The Essence Of Catholic Christology

Catholic Christology has caught the spirit of Aristotle's teaching. It

is not primarily speculative. It is in close touch with fact. It is

the outcome of a deep-felt want. Redemption is the first demand of

religious experience; so it is the motive and theme of all Christology.

The soul views itself as a member of a world of souls estranged from

God, and for its own peace and welfare seeks to effect a union between

od and the world. Such a union, to be effective, must preserve the

being and value of the world. If there were no world or only a

valueless world, there would be nothing to redeem, or nothing worth

redeeming. Seeking that union in personality, and in the most

marvellous personality of history, the orthodox theologians by a true

instinct ascribed to Him both divine and human natures. He is the

cosmic unity of opposites. His person is the cosmic relation. In that

person the lower term of the relation has true being and full value.

Thus the Church steered a middle course between the Scylla of

co-existence and the Charybdis of identity.

These a priori deductions as to the being of Christ were verified by

a reference to fact. The life-story of the historic Christ comprises

two distinct groups of experience. There are thoughts, deeds, and

words attributed to Him that only God could have thought, done, and

said. There are as well thoughts, deeds and words of His that only a

man could have thought, done and said. Hence the diphysite doctrine

was verified a posteriori. Again, in both groups of experience there

is a never-failing connecting link. There is a unity lying deeper in

His consciousness than the duality. Christ, the Agent, is the same in

both parts.
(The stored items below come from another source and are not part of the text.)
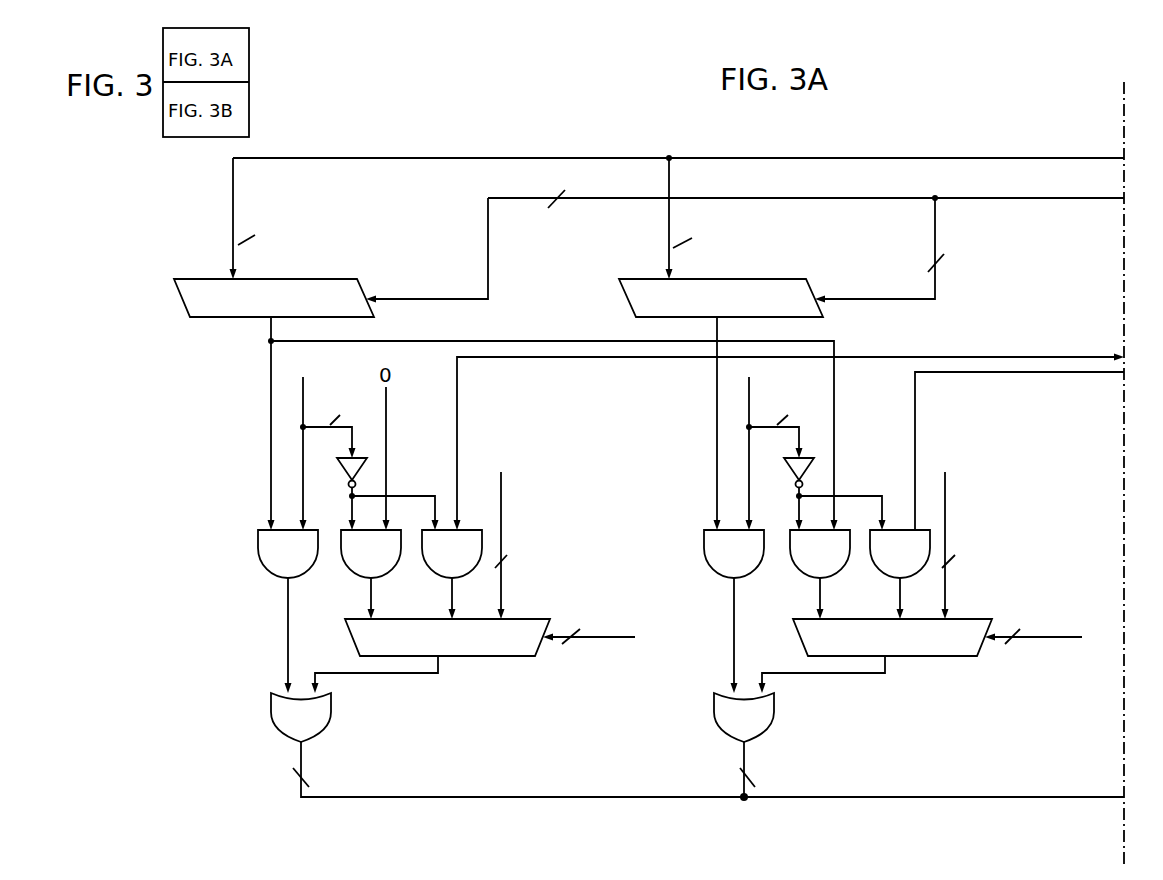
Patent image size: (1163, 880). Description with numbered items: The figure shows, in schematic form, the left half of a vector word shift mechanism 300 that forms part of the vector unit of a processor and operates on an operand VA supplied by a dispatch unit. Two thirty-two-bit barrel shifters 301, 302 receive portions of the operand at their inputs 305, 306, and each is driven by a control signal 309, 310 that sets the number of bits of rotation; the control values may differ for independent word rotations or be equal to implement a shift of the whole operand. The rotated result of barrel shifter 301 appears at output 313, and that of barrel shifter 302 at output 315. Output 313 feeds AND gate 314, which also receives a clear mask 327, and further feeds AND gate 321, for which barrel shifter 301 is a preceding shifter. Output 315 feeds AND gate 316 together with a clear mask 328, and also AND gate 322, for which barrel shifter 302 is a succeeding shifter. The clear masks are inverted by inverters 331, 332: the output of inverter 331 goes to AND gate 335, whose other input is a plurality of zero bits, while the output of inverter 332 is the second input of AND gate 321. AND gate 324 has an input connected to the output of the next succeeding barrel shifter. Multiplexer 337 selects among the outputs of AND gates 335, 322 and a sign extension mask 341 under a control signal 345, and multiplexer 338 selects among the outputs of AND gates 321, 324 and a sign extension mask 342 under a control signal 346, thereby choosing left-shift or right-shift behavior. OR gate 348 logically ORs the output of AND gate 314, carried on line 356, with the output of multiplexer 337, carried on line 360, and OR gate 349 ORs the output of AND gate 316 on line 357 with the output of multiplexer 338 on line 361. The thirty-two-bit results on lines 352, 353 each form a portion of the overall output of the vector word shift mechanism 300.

The vector word shift mechanism 300 is at (182, 622).
The barrel shifter 301 is at (345, 268).
The barrel shifter 302 is at (790, 268).
The input 305 is at (233, 198).
The input 306 is at (668, 193).
The control signal 309 is at (488, 232).
The control signal 310 is at (958, 236).
The output 313 is at (271, 403).
The AND gate 314 is at (272, 567).
The output 315 is at (717, 403).
The AND gate 316 is at (718, 567).
The AND gate 321 is at (804, 567).
The AND gate 322 is at (436, 567).
The AND gate 324 is at (884, 567).
The clear mask 327 is at (303, 387).
The clear mask 328 is at (749, 387).
The inverter 331 is at (343, 470).
The inverter 332 is at (790, 470).
The AND gate 335 is at (355, 567).
The multiplexer 337 is at (436, 649).
The multiplexer 338 is at (877, 649).
The sign extension mask 341 is at (505, 516).
The sign extension mask 342 is at (948, 515).
The control signal 345 is at (605, 625).
The control signal 346 is at (1052, 625).
The OR gate 348 is at (285, 732).
The OR gate 349 is at (728, 732).
The 32-bit output of OR gate 348 352 is at (302, 760).
The 32-bit output of OR gate 349 353 is at (748, 760).
The output of AND gate 314 356 is at (287, 622).
The output of AND gate 316 357 is at (734, 622).
The output of multiplexer 337 360 is at (397, 675).
The output of multiplexer 338 361 is at (840, 675).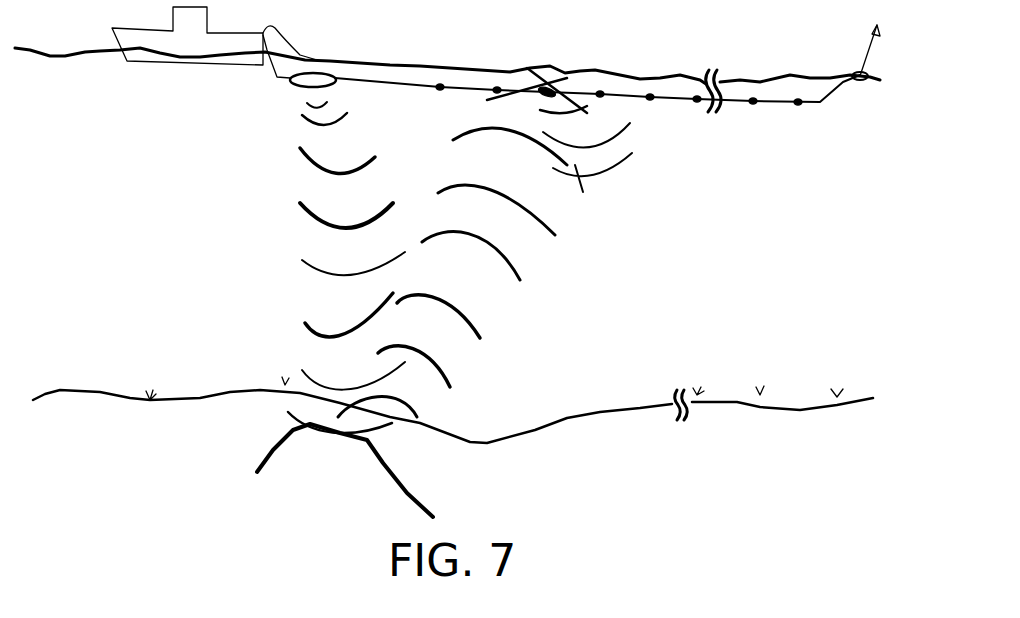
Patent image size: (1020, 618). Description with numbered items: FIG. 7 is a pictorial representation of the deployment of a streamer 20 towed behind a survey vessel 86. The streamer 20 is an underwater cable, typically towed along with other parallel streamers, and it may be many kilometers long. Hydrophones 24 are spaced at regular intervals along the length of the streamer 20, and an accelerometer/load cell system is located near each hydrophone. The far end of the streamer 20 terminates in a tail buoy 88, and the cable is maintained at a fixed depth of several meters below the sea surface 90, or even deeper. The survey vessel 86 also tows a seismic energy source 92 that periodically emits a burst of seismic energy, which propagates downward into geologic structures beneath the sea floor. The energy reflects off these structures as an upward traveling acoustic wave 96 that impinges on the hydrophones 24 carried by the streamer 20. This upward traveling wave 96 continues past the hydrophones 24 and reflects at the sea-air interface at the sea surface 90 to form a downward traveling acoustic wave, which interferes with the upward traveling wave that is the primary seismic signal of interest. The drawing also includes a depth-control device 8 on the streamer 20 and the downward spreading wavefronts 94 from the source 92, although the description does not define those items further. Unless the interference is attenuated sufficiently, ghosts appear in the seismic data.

The survey vessel 86 is at (130, 33).
The sea surface 90 is at (403, 62).
The seismic energy source 92 is at (300, 88).
The hydrophones 24 is at (445, 80).
The streamer 20 is at (680, 100).
The depth controller 8 is at (540, 95).
The tail buoy 88 is at (867, 77).
The source wavefronts 94 is at (308, 218).
The upward traveling acoustic wave 96 is at (520, 280).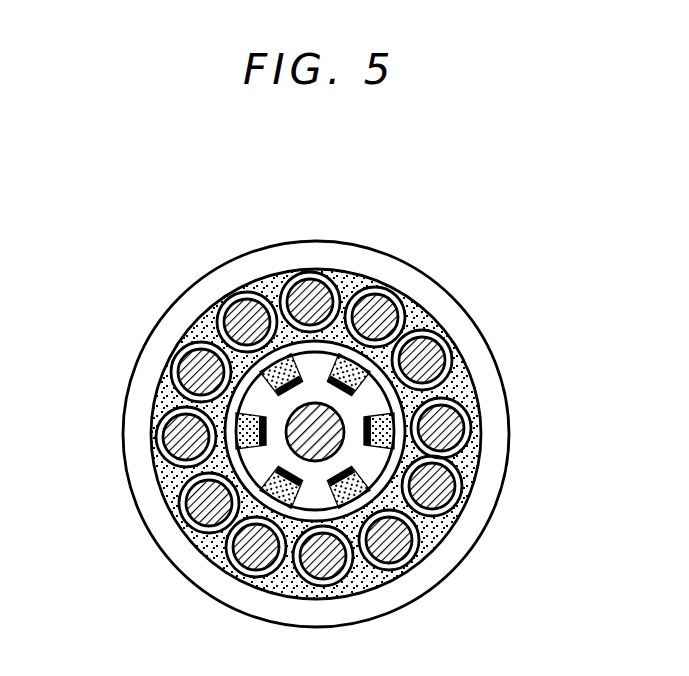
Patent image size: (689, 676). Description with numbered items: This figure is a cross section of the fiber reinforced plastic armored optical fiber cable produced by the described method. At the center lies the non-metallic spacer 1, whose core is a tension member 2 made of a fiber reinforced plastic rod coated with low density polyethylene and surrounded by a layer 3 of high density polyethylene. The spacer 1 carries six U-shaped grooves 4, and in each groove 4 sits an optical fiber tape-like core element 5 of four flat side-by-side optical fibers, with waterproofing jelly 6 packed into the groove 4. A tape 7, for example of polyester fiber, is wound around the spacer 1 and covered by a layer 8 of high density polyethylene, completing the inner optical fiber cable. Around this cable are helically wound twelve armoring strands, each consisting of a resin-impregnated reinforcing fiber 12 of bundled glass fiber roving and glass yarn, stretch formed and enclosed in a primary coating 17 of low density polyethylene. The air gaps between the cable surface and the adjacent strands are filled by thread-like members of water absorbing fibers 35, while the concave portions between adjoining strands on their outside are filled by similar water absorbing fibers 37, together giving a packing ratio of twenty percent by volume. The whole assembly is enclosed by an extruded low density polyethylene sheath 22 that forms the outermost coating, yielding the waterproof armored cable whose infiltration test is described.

The spacer 1 is at (252, 468).
The tension member 2 is at (333, 448).
The layer of high density polyethylene 3 is at (378, 405).
The U-shaped groove 4 is at (318, 358).
The optical fiber tape-like core element 5 is at (303, 487).
The jelly 6 is at (365, 492).
The tape 7 is at (430, 391).
The layer of high density polyethylene 8 is at (248, 370).
The reinforcing fiber 12 is at (297, 297).
The primary coating 17 is at (318, 273).
The sheath 22 is at (285, 250).
The water absorbing fibers 35 is at (386, 383).
The water absorbing fibers 37 is at (423, 312).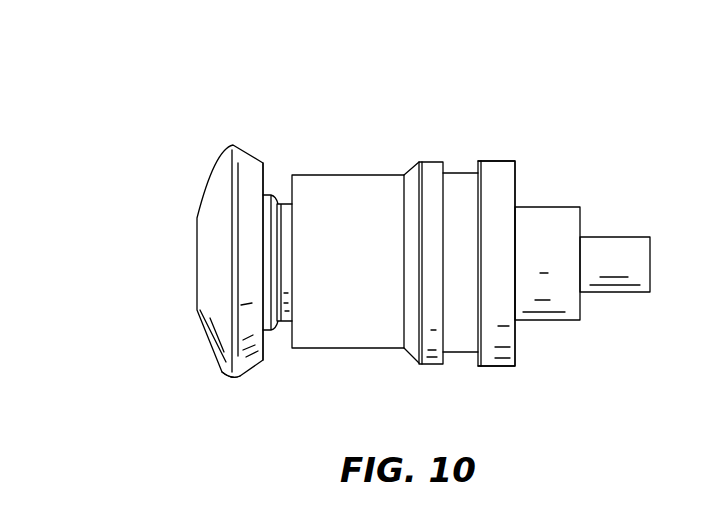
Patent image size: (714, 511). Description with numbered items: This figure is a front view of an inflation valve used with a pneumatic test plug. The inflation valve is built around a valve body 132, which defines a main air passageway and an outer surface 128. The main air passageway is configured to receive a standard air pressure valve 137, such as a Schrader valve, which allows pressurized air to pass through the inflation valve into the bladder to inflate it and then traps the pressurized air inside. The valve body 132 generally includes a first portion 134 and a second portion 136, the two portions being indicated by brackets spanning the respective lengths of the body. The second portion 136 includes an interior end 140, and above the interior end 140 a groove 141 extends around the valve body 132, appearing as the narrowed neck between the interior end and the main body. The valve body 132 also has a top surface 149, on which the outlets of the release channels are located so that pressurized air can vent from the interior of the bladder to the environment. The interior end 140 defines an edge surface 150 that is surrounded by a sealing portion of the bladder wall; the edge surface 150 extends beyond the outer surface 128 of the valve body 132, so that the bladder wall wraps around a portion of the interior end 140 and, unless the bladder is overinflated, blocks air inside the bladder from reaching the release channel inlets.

The outer surface 128 is at (370, 350).
The valve body 132 is at (508, 393).
The first portion 134 is at (518, 140).
The second portion 136 is at (270, 131).
The standard air pressure valve 137 is at (628, 203).
The interior end 140 is at (212, 202).
The groove 141 is at (276, 355).
The top surface 149 is at (515, 176).
The edge surface 150 is at (225, 380).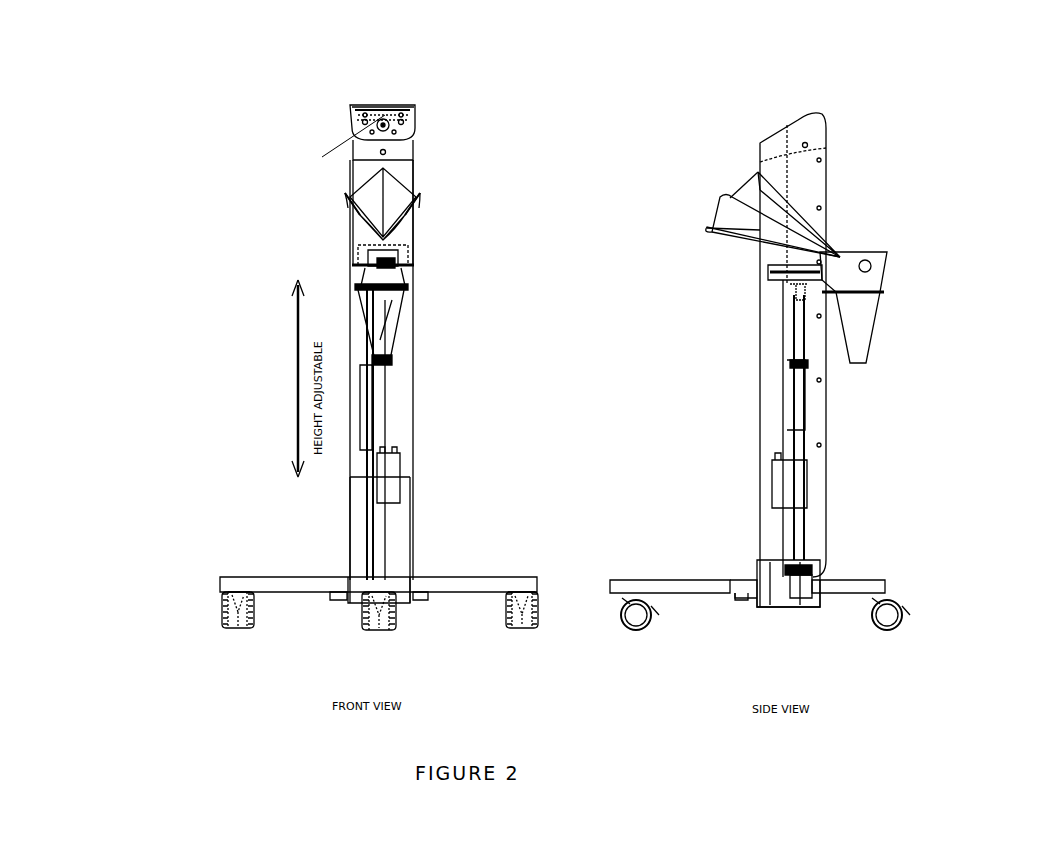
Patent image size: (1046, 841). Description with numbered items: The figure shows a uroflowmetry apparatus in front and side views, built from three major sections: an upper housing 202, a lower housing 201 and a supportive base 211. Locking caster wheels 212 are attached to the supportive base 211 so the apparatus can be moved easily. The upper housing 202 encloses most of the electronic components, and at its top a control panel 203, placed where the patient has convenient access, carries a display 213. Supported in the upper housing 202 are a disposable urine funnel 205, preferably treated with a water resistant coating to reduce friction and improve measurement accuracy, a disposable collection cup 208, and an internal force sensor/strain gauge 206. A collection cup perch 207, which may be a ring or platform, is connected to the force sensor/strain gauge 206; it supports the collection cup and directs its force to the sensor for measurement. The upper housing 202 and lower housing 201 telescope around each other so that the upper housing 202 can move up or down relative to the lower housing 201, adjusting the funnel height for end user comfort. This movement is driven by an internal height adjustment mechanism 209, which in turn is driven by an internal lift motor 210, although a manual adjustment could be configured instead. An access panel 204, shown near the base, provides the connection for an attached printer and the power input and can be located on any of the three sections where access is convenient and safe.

The lower housing 201 is at (350, 628).
The upper housing 202 is at (350, 477).
The control panel 203 is at (775, 125).
The access panel 204 is at (812, 570).
The disposable urine funnel 205 is at (720, 210).
The internal force sensor/strain gauge 206 is at (768, 265).
The collection cup perch 207 is at (888, 293).
The disposable collection cup 208 is at (847, 307).
The height adjustment mechanism 209 is at (793, 365).
The lift motor 210 is at (768, 470).
The supportive base 211 is at (727, 580).
The locking caster wheels 212 is at (262, 617).
The display 213 is at (384, 107).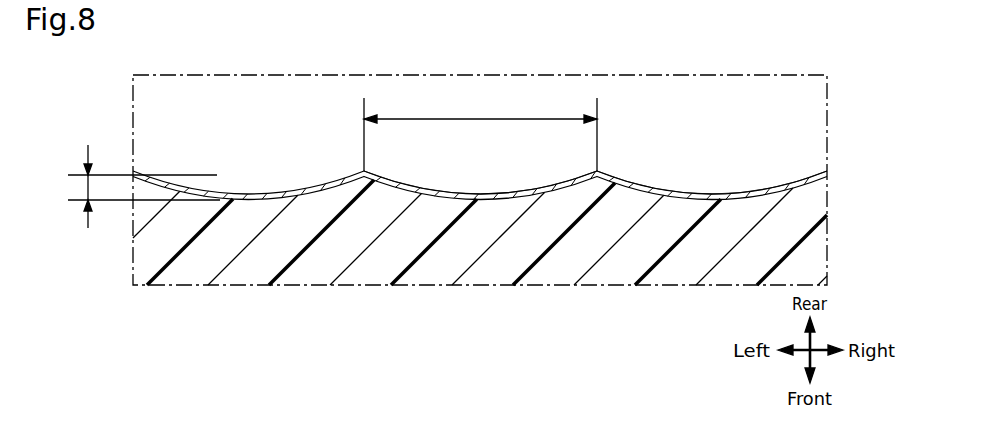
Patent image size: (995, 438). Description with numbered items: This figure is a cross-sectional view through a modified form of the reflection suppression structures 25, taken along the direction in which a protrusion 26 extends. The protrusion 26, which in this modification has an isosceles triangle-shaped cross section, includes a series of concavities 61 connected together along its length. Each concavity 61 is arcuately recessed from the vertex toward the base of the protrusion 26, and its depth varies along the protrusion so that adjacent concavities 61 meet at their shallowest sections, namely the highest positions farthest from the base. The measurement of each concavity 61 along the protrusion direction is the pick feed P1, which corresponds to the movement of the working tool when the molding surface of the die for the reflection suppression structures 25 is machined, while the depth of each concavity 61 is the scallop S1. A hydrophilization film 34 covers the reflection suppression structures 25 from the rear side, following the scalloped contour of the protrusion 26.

The reflection suppression structure 25 is at (250, 142).
The protrusion 26 is at (143, 258).
The hydrophilization film 34 is at (824, 172).
The concavity 61 is at (450, 195).
The scallop S1 is at (88, 190).
The pick feed P1 is at (480, 119).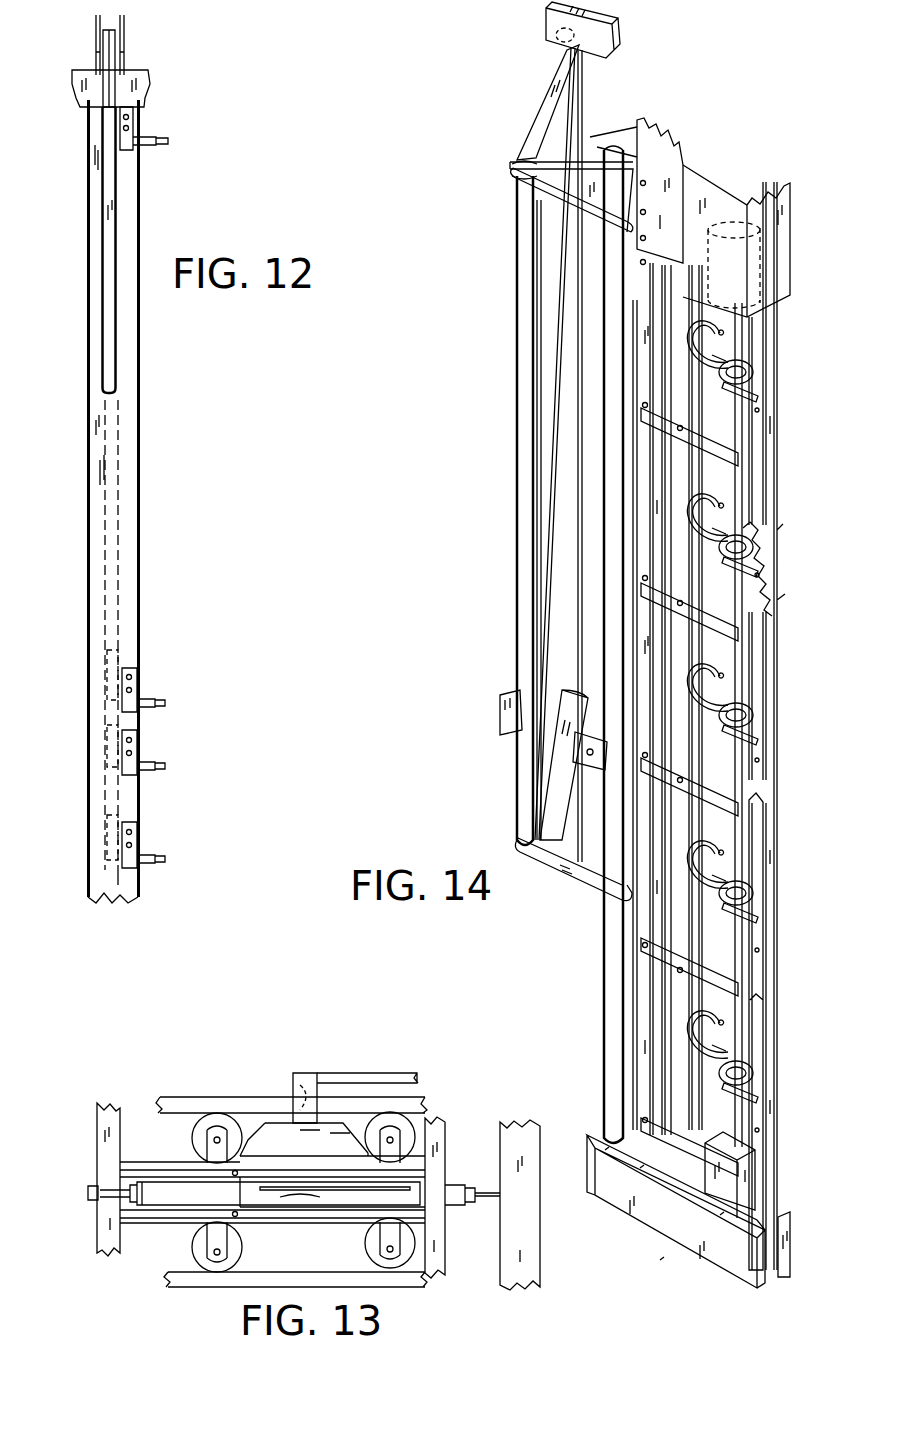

Whether as God or man, He is never out of character.

Hence the unity of the person also was established a posteriori.

Thus, to the orthodox Christologians, the expectation that the human

Ideal would be a unity, comprising divinity and humanity, was justified

by historical fact.

They found a further verification on applying the test of practice.

Orthodox Christology satisfies the requirements of the soul. Man's

chief spiritual need is access to God through "a daysman that might lay

his hand upon both." An exemplar, even though perfect, is not adequate

to his need. The unio mystica can only be experienced by the

leisured few. Man demands a religion of redemption, a redemption that

allows value to labour, to endeavour, to human thought, that recognises

the reality of pain and sorrow and sin, a redemption that redeems

humanity in all its phases and in the wealth of its experiences. An

Agent that has not shared to the full those experiences is useless for

the purpose. Redemption must be the work of One who knows God and

knows man, of One who has the touch of sympathy; for to such a touch

alone can humanity respond. The Christology that makes Christ Jesus

consubstantial with God and with man satisfies man's deep-felt need.